The Science of Life
Ayurveda is a holistic healing science which comprises of two words, ‘Ayu’ and ‘Veda’. ‘Ayu’ means life and ‘Veda’ means science. The literal meaning of the word Ayurveda is ‘The Science of Life’. Ayurvedic science originated in India more than 5,000 years ago and is often called the “Mother of All Healing.” Ayurveda is not only limited to body or physical form, but it also includes spiritual, mental and social health.
The Traditional Indian Medicine
Ayurveda therapies have varied and evolved over more than two millennia. Therapies include medicines, special diets, meditation, yoga, massage, laxatives, enemas, and medical oils. Medicines are typically based on complex herbal compounds, and essential minerals. Ancient Ayurveda also taught surgical techniques, including rhinoplasty, kidney stone extractions, sutures, and the extraction of foreign objects.
Ayurveda stems from the ancient Vedic culture and was taught for many thousands of years in tradition from accomplished masters to their disciples. Some of this knowledge was set to print a few thousand years ago, but much of it is inaccessible to the contemporary world. The principles of many of the natural healing systems now familiar in the West have their roots in Ayurveda, including Homeopathy and Polarity Therapy.
Balancing the Three Principle Energies of the Body
The three primary life forces influencing body, mind and soul. The Ayurvedic term for these forces is Dosha.
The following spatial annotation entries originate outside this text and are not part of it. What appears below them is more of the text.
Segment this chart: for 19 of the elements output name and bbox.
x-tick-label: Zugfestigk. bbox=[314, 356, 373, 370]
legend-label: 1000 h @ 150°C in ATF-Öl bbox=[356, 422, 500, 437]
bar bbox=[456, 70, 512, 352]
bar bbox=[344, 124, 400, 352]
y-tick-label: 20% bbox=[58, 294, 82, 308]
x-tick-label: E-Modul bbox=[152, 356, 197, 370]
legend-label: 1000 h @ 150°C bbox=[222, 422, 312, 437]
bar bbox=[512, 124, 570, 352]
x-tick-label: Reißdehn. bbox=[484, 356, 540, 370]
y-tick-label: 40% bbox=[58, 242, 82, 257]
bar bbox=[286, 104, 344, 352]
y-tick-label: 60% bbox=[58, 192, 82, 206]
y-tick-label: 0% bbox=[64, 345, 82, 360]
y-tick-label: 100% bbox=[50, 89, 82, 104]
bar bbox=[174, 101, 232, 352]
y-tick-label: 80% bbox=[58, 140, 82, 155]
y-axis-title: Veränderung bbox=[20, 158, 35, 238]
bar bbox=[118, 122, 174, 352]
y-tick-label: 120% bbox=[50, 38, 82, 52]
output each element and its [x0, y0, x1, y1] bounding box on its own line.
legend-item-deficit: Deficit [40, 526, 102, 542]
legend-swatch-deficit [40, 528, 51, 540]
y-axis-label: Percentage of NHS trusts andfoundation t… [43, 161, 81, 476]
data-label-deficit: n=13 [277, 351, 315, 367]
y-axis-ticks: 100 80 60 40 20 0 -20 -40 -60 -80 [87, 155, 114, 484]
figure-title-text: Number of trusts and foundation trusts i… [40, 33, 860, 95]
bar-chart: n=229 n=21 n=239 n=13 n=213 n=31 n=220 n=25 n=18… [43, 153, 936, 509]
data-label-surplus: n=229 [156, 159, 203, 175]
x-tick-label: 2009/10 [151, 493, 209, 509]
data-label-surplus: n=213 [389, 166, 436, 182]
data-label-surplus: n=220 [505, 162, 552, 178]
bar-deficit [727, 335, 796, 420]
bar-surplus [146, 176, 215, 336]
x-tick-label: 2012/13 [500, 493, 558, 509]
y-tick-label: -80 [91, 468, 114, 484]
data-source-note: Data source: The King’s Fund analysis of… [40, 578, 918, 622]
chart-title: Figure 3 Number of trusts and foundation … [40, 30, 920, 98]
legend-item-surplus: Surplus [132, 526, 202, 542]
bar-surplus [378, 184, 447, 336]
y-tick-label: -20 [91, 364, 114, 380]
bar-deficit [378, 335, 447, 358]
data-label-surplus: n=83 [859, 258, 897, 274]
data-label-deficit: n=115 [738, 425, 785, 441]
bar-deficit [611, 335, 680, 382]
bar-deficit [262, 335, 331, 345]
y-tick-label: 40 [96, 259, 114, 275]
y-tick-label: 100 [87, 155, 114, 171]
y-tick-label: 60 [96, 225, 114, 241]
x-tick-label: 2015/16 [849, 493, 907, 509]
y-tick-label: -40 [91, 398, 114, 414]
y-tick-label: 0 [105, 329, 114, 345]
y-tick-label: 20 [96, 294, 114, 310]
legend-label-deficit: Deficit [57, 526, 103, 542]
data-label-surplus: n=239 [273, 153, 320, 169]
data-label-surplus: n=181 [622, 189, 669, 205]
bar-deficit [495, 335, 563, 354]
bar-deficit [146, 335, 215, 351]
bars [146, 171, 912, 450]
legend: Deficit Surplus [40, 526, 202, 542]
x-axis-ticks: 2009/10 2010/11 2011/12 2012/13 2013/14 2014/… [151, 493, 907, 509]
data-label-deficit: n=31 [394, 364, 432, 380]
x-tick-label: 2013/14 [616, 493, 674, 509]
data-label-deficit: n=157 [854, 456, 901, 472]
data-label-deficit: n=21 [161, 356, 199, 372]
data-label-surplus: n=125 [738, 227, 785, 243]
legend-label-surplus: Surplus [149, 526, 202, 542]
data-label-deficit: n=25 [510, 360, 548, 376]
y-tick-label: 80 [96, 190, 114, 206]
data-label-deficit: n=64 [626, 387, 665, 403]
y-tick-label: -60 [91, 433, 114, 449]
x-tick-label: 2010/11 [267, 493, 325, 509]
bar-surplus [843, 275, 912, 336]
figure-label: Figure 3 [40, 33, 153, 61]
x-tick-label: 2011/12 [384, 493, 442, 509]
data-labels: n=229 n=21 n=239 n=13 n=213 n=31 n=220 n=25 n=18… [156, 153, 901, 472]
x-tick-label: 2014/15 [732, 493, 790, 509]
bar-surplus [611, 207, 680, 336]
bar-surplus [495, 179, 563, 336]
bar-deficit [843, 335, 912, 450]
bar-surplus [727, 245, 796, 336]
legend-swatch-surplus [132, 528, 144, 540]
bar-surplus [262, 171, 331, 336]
In Sanskrit they are known as: Vata, Pitta and Kapha.
The nearest translation, meaning or comparative of these terms depending upon their qualities and actions are:
- Vata is the subtle energy associated with movement — composed of Space and Air. It governs breathing, blinking, muscle and tissue movement, pulsation of the heart, and all movements in the cytoplasm and cell membranes. In balance, Vata promotes creativity and flexibility. Out of balance, Vata produces fear and anxiety.
- Pitta expresses as the body’s metabolic system — made up of Fire and Water. It governs digestion, absorption, assimilation, nutrition, metabolism and the body temperature. In balance, pitta promotes understanding and intelligence. Out of balance, pitta arouses anger, hatred and jealousy.
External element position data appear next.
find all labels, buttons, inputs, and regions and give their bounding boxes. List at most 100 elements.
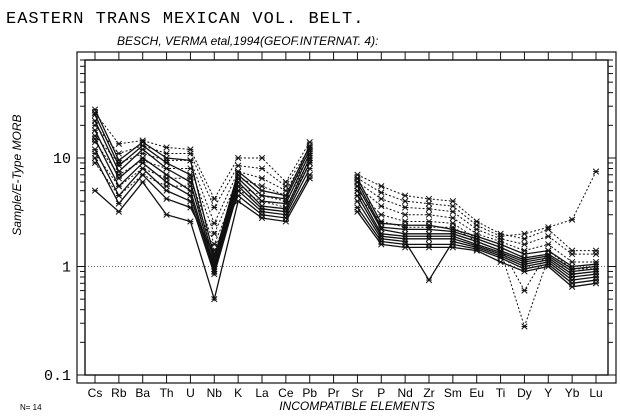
data-point	[163, 211, 170, 218]
data-point	[449, 235, 457, 242]
data-point	[139, 150, 146, 157]
data-point	[234, 162, 242, 169]
data-point	[521, 323, 528, 330]
x-tick-label: Rb	[111, 386, 127, 400]
data-point	[211, 230, 218, 237]
series-line	[94, 162, 311, 253]
series-8	[91, 175, 600, 303]
data-point	[258, 187, 266, 194]
data-point	[401, 204, 409, 211]
data-point	[234, 154, 242, 162]
data-point	[568, 270, 576, 278]
data-point	[258, 202, 266, 210]
data-point	[592, 258, 600, 266]
data-point	[592, 280, 600, 287]
x-tick-label: Nb	[207, 386, 223, 400]
x-tick-label: Nd	[397, 386, 412, 400]
series-line	[94, 138, 311, 274]
data-point	[91, 122, 99, 129]
data-point	[91, 154, 99, 162]
data-point	[378, 195, 385, 203]
data-point	[91, 187, 99, 194]
series-line	[356, 177, 597, 268]
data-point	[187, 157, 194, 164]
plot-frame	[76, 51, 617, 384]
x-tick-label: Yb	[565, 386, 580, 400]
data-point	[568, 216, 576, 223]
outer-border	[76, 51, 617, 384]
data-point	[425, 276, 433, 284]
series-10	[91, 122, 600, 240]
data-point	[425, 200, 433, 207]
data-point	[282, 204, 290, 211]
data-point	[449, 198, 457, 205]
x-tick-label: Sm	[444, 386, 462, 400]
data-point	[568, 265, 576, 273]
x-tick-label: Y	[544, 386, 552, 400]
x-tick-label: Ce	[278, 386, 294, 400]
data-point	[401, 218, 409, 225]
data-point	[592, 270, 600, 278]
data-point	[234, 168, 242, 175]
data-point	[497, 258, 504, 266]
x-tick-label: Eu	[469, 386, 484, 400]
data-point	[91, 109, 99, 117]
data-point	[425, 205, 433, 212]
sample-count-label: N= 14	[20, 403, 42, 412]
data-point	[91, 127, 99, 134]
data-point	[568, 283, 576, 290]
x-tick-label: U	[186, 386, 195, 400]
x-tick-label: P	[377, 386, 385, 400]
data-point	[354, 183, 361, 190]
data-point	[282, 198, 290, 205]
x-tick-labels: Cs Rb Ba Th U Nb K La Ce Pb Pr Sr P Nd Zr Sm Eu Ti Dy Y Yb Lu	[88, 386, 603, 400]
data-point	[91, 159, 99, 167]
data-point	[473, 226, 480, 233]
x-tick-label: Lu	[589, 386, 602, 400]
chart-title: EASTERN TRANS MEXICAN VOL. BELT.	[6, 10, 364, 29]
data-point	[258, 183, 266, 190]
data-point	[211, 270, 218, 278]
x-tick-label: Sr	[351, 386, 363, 400]
data-point	[163, 195, 170, 203]
data-point	[449, 202, 457, 210]
data-point	[521, 235, 528, 242]
data-point	[592, 273, 600, 281]
data-point	[306, 175, 313, 182]
data-point	[568, 250, 576, 258]
data-point	[258, 198, 266, 205]
series-line	[94, 125, 311, 209]
data-point	[473, 238, 480, 245]
data-point	[425, 218, 433, 225]
data-point	[115, 192, 123, 199]
series-line	[94, 114, 311, 265]
data-point	[139, 178, 146, 186]
series-14	[91, 159, 600, 330]
data-point	[115, 140, 123, 148]
data-point	[187, 204, 194, 211]
y-tick-label: 0.1	[44, 368, 71, 385]
data-point	[258, 214, 266, 222]
data-point	[211, 296, 218, 303]
series-13	[91, 150, 600, 294]
data-point	[187, 165, 194, 172]
x-tick-label: La	[255, 386, 269, 400]
data-point	[521, 287, 528, 294]
data-point	[139, 137, 146, 144]
data-point	[258, 175, 266, 182]
chart-subtitle: BESCH, VERMA etal,1994(GEOF.INTERNAT. 4)…	[117, 34, 378, 48]
x-tick-label: Ba	[135, 386, 150, 400]
data-point	[163, 165, 170, 172]
data-point	[449, 208, 457, 215]
data-point	[139, 142, 146, 149]
data-point	[425, 211, 433, 218]
data-point	[163, 175, 170, 182]
y-tick-labels: 10 1 0.1	[44, 151, 71, 385]
data-point	[425, 195, 433, 203]
data-point	[163, 150, 170, 157]
data-point	[187, 218, 194, 225]
data-point	[378, 241, 385, 248]
data-point	[449, 244, 457, 251]
data-point	[378, 189, 385, 196]
data-point	[91, 150, 99, 157]
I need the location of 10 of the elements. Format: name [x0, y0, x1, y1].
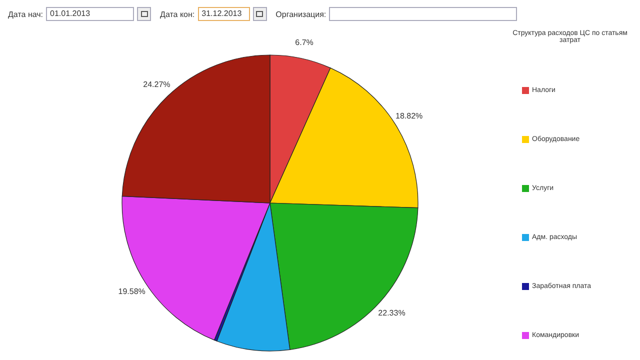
data-label: 18.82%	[396, 112, 423, 121]
text: Дата нач:	[8, 10, 44, 18]
data-label: 19.58%	[118, 286, 146, 296]
text: Дата кон:	[160, 10, 195, 18]
text: 31.12.2013	[198, 7, 250, 21]
text: 01.01.2013	[46, 7, 134, 21]
text: Организация:	[276, 10, 326, 18]
data-label: 6.7%	[295, 38, 314, 48]
data-label: 22.33%	[378, 308, 406, 318]
data-label: 24.27%	[143, 80, 170, 89]
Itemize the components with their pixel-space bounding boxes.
- Kapha is the energy that forms the body’s structure — bones, muscles, tendons — and provides the “glue” that holds the cells together, formed from Earth and Water. Kapha supplies the water for all bodily parts and systems. It lubricates joints, moisturizes the skin, and maintains immunity. In balance, Kapha is expressed as love, calmness and forgiveness. Out of balance, it leads to attachment, greed and envy.
Other important basic principles of Ayurveda which are briefly mentioned here are:
- Dhatus – These are the basic tissues which maintain and nourish the body. They are seven in number, namely – Rasa, Rakta, Mamsa, Meda, Asthi, Majja, Shukra. Proper functioning of these is very essential.
- Mala – These are mainly urine, faeces, sweat, etc. These are the waste materials produced as a result of various metabolic activities in the body. Proper elimination of the malas is equally important for good health. Accumulation of malas cause many diseases in the body.
- Srotas – These are different types of channels which are responsible for transportation of food, dhatus, malas and doshas. Obstruction or malnourishment of these may lead to morbidity of other or preceding entity.
- Agni – These can be compared to different types of enzymes responsible for digestion and transforming one material to other.
Life presents us with many challenges and opportunities. Although there is much over which we have little control, we do have the power to decide about some things, such as diet and lifestyle. To maintain balance and health, it is important to pay attention to these decisions. Diet and lifestyle appropriate to one’s individual constitution strengthen the body, mind and consciousness.